Messaggi minatori e aggressione nel capannone

L'avvocato ha ripercorso le fasi dell'aggressione. Questa è avvenuta in un capannone. La coppia di anziani viveva lì provvisoriamente. Sono emersi messaggi precedenti inviati ad Alessia. In questi, Funari minacciava di farle pagare tutto. Si dichiarava inoltre molto nervoso perché i genitori di lei non approvavano la loro relazione.

Queste comunicazioni confermerebbero la premeditazione del gesto. L'avvocato Gionni ha evidenziato la gravità delle azioni commesse da Funari.

La difesa: nessuna premeditazione, legittima difesa

L'avvocato difensore Olindo Dionisi ha contestato l'ipotesi della premeditazione. Ha affermato che Funari si era recato al capannone solo per fare gli auguri di Natale ai coniugi Paradisi. Aveva anche intenzione di chiedere un passaggio per tornare a casa. La sua auto aveva avuto un incidente.

Il penalista ha ribadito la versione fornita dal suo assistito. Funari ha dichiarato di essere stato aggredito per primo. Ha reagito colpendo Paradisi con un pugno. La caduta sul pavimento avrebbe causato le lesioni fatali.

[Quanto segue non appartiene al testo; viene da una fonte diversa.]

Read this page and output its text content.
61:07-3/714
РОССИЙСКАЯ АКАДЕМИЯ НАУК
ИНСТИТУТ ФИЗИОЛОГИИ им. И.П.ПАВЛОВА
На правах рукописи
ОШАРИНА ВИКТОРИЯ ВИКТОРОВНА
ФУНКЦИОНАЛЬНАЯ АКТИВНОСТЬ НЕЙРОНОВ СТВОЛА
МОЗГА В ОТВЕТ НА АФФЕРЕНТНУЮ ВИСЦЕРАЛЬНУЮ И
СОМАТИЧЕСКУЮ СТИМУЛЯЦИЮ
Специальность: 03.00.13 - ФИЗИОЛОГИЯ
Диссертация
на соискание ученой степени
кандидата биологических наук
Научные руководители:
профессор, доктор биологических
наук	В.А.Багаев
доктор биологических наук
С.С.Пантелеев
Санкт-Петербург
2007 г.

Per questi motivi, la difesa ha chiesto che venga considerata la legittima difesa. In alternativa, si chiede la derubricazione del reato. Si vorrebbe passare da omicidio volontario a omicidio preterintenzionale.

Le domande delle persone

D: Qual è la richiesta della famiglia di Roberto Paradisi?

La famiglia di Roberto Paradisi, costituita parte civile nel processo, chiede un risarcimento danni di 1,2 milioni di euro. La richiesta è avanzata nei confronti di Claudio Funari, accusato dell'omicidio di Roberto Paradisi e del tentato omicidio della moglie Maria Antonietta Giacomozzi.

D: Qual è la posizione della difesa di Claudio Funari?

La difesa di Claudio Funari, rappresentata dall'avvocato Olindo Dionisi, sostiene che non vi sia stata premeditazione. La versione fornita dall'imputato indica che Funari si è recato al capannone per fare gli auguri e chiedere un passaggio. La difesa afferma che Funari è stato aggredito per primo e ha reagito per legittima difesa. Si chiede la derubricazione del reato in omicidio preterintenzionale.